A couple whose late son was misidentified and then cremated by the coroner’s office in New Orleans before they ever got the chance to claim his body is fighting for more substantial damages after only being awarded $10,000 over their ordeal.
In a statement, an attorney for Theron and Sherry Pfantz – whose son, Benjamin, was at the center of the case – argued that the amount awarded to them was insufficient given that the judge presiding over their lawsuit found “reckless and outrageous misconduct” by the coroner’s office, which robbed the plaintiffs of the chance to properly bury a loved one.
“Even symbolically, $5,000 to each of them for what they have suffered and continued to suffer is inadequate,” said the statement from the Pfantzs’ lawyer, Richard Trahant, who added that his side intended to file an appeal and pursue an increase of the amount awarded by Kern Reese, a New Orleans state civil court judge.
In a January court filing, Trahant’s side had cited a number of similar cases in other parts of the US which had resulted in six or seven figures’ worth of damages.
A statement from the coroner’s office – which reportedly operates with an annual budget of about $4m – said the agency was “extremely disappointed with the court’s ruling and is considering all options at this time”.
Benjamin died of an overdose in September 2022. Though police were able to determine his identity, when providing it to the coroner’s office, they misspelled his last name “Peantz”. The coroner’s office later asserted that the agency found no records under the misspelled last name, and therefore an effort to notify the late man’s family failed before he was cremated on 31 October 2022.
Meanwhile, having become unsure of his whereabouts, Pfantz’s family spent eight months calling jails, shelters for the unhoused in and around New Orleans and the city’s coroner’s office trying to find him.
All of the entities told the Pfantz family that Benjamin was not there. However, by May 2023, the coroner’s office had realized they indeed did have Benjamin under the misspelled name. It was too late, though. All the agency could do at that point was inform the Pfantz family of their son’s cremation on the previous Halloween, a date their nondenominational Christian religion considers to be the most evil on the calendar.
“The parents were forced to come to terms with his cremation, unable to celebrate his life through a burial in accordance with their religious beliefs,” Reese wrote in the ruling he issued at the end of the case.
Benjamin’s parents ultimately sued the coroner’s office, alleging that the agency did not properly identify their son, did not notify them in a timely manner of his death nor adequately alert them that it possessed his remains.
After a judge trial in February, Reese determined that the coroner’s office “took no reasonable steps to correct the [spelling] error when Mrs Pfantz repeatedly called to inquire about her missing son”, according to a ruling dated 5 March.

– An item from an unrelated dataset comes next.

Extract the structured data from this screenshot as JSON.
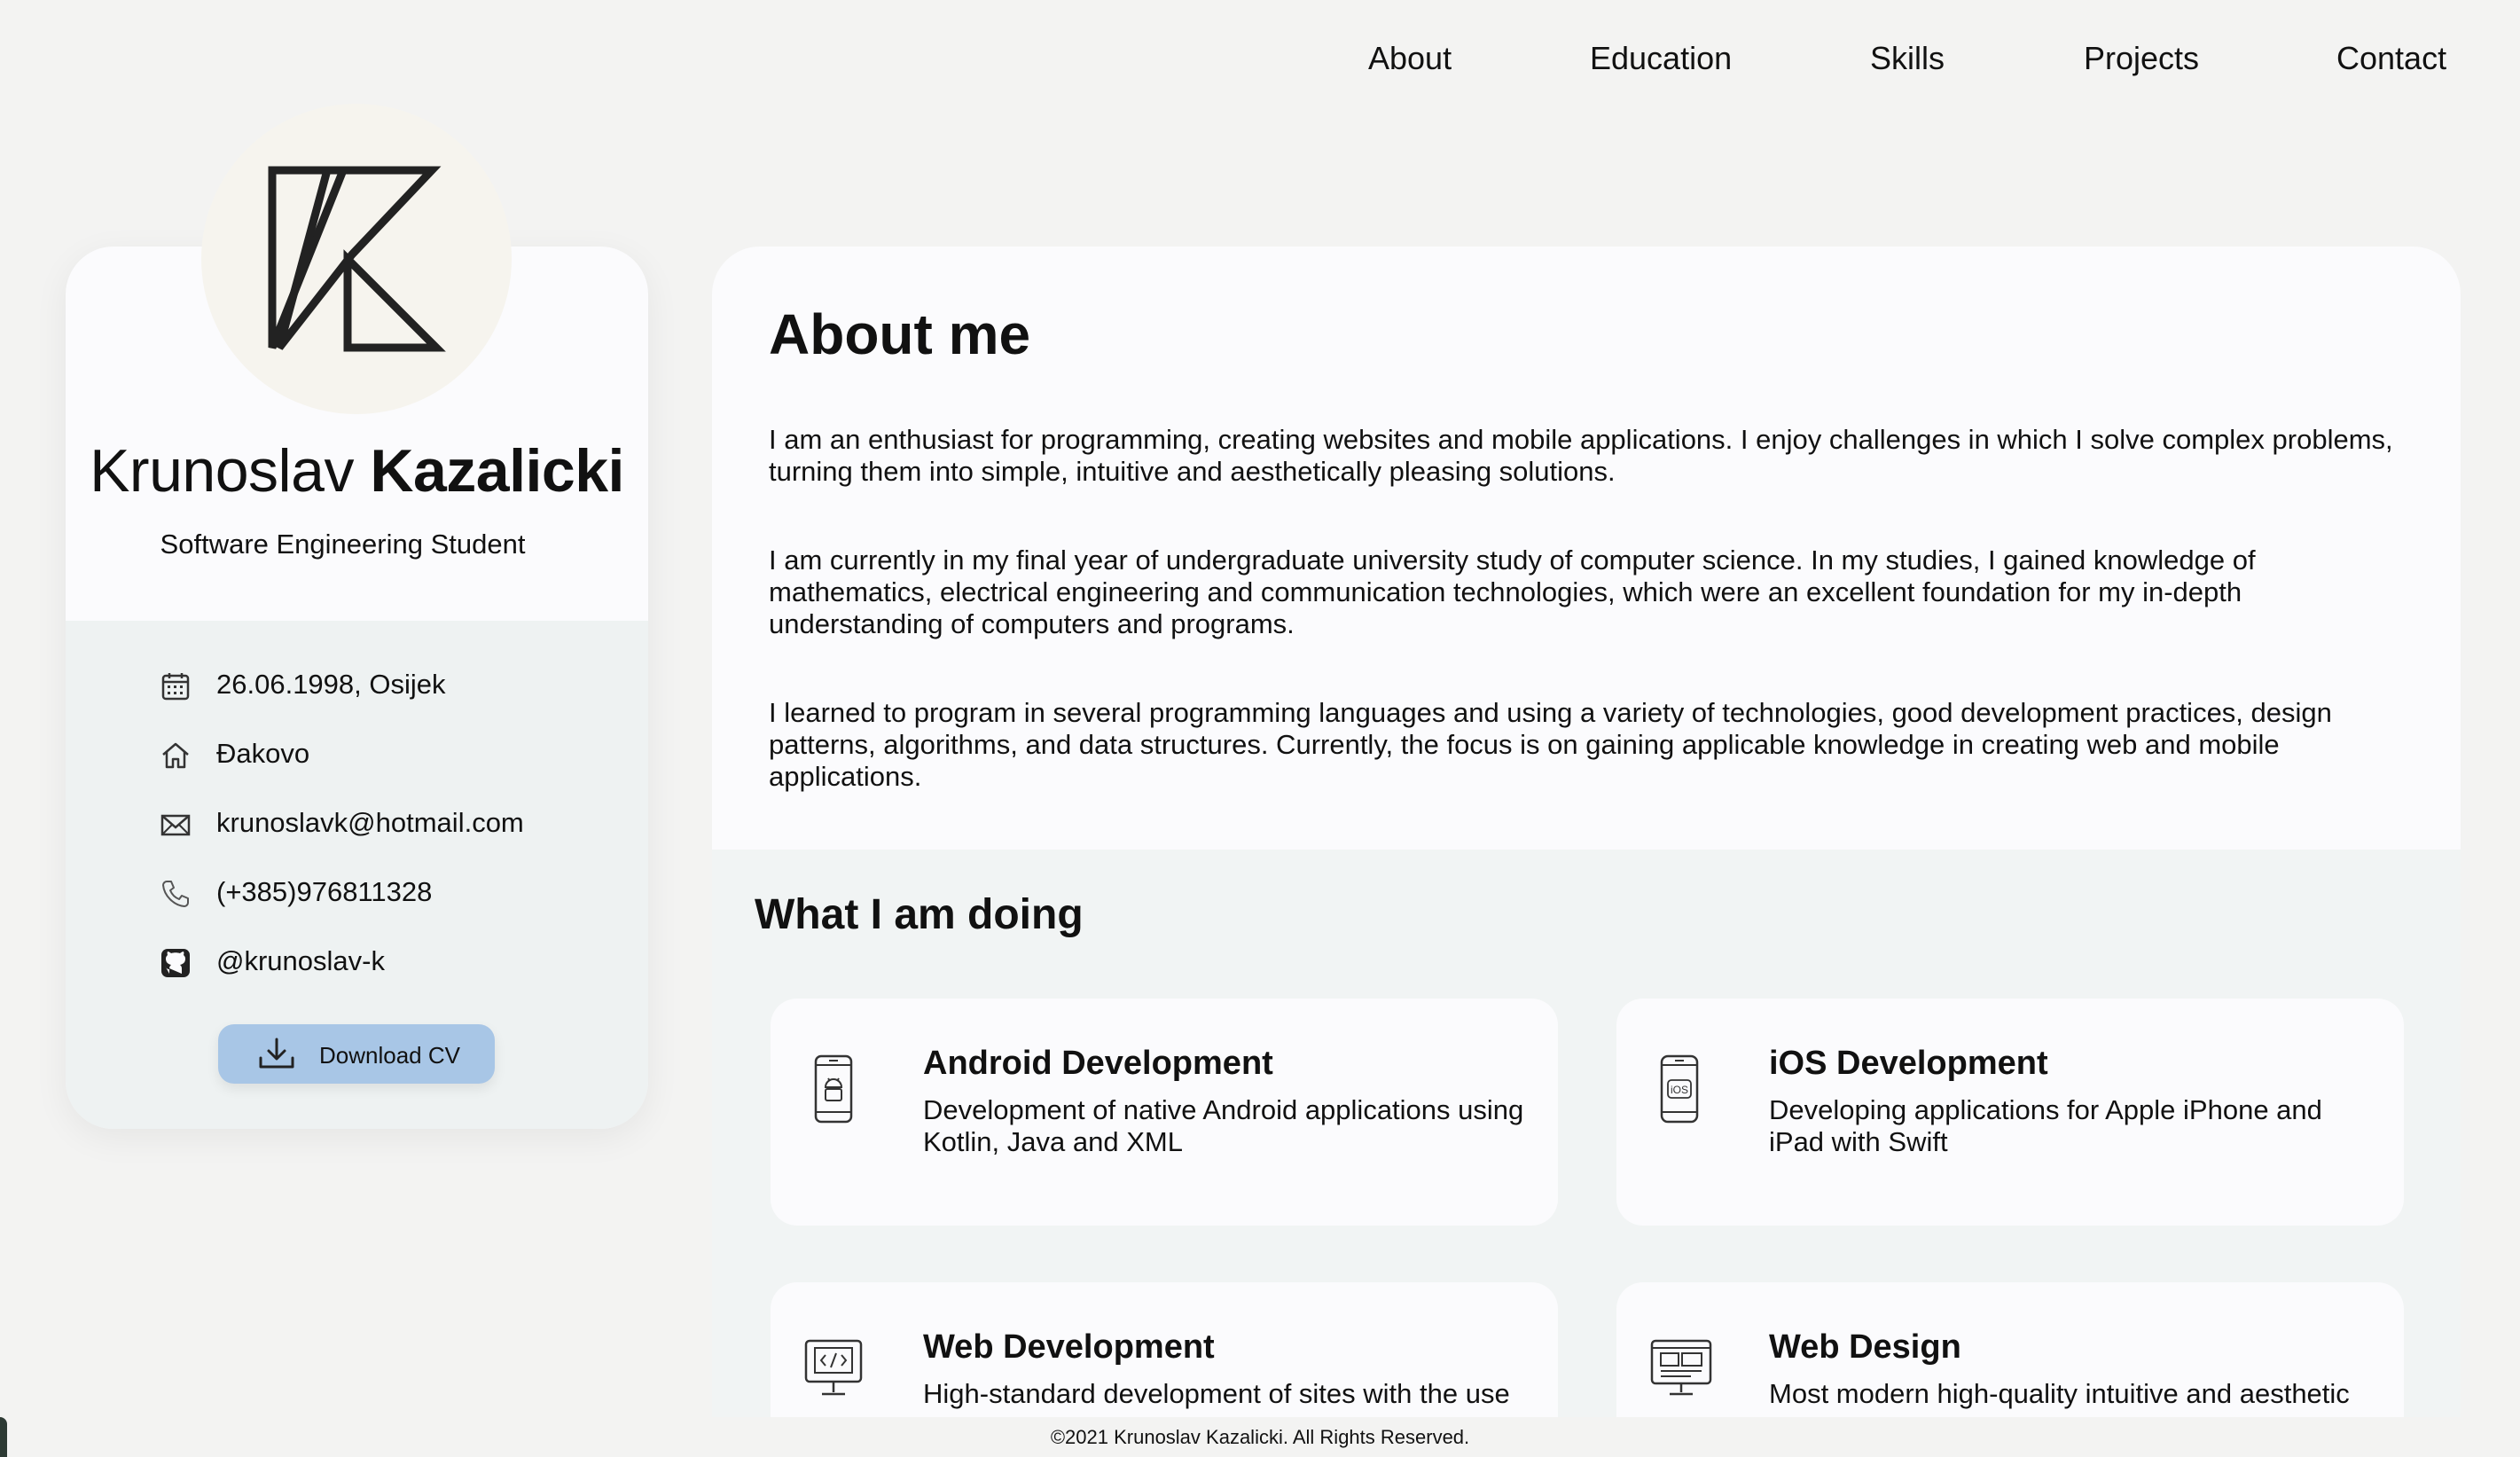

“The coroner relied on the information provided by the [police] and took no further action when their … search [for family] produced zero results,” Reese’s ruling added. “The lack of any … search results constituted a red flag which should have mandated additional action, however, action was not taken.”
Reese said the failure by the coroner’s office to use Benjamin’s fingerprints, date of birth or state identification number – all of which the agency had – to detect the misspelling before his cremation was “reckless and outrageous misconduct”. The ruling suggested that “a mere Google search” could have rendered enough information to notify Pfantz’s family and spare them the unwanted cremation.
Contrary to the agency’s legally mandated duty to take “every reasonable effort to notify the next of kin”, the coroner’s office “took absolutely no action whatsoever”, Reese said.
Nonetheless, Reese ordered the coroner’s office to pay barely $5,000 in damages to each of the two plaintiffs.
The Pfantz family is one of four represented by Trahant to have launched litigation against the New Orleans coroner’s office centering on claims of the agency having failed to properly or timely notify decedents’ next of kin.
Trahant’s statement said the Pfantz family appreciated “the wording of judge Reese’s judgment” – but that they would go to an appellate court to request additional damages there.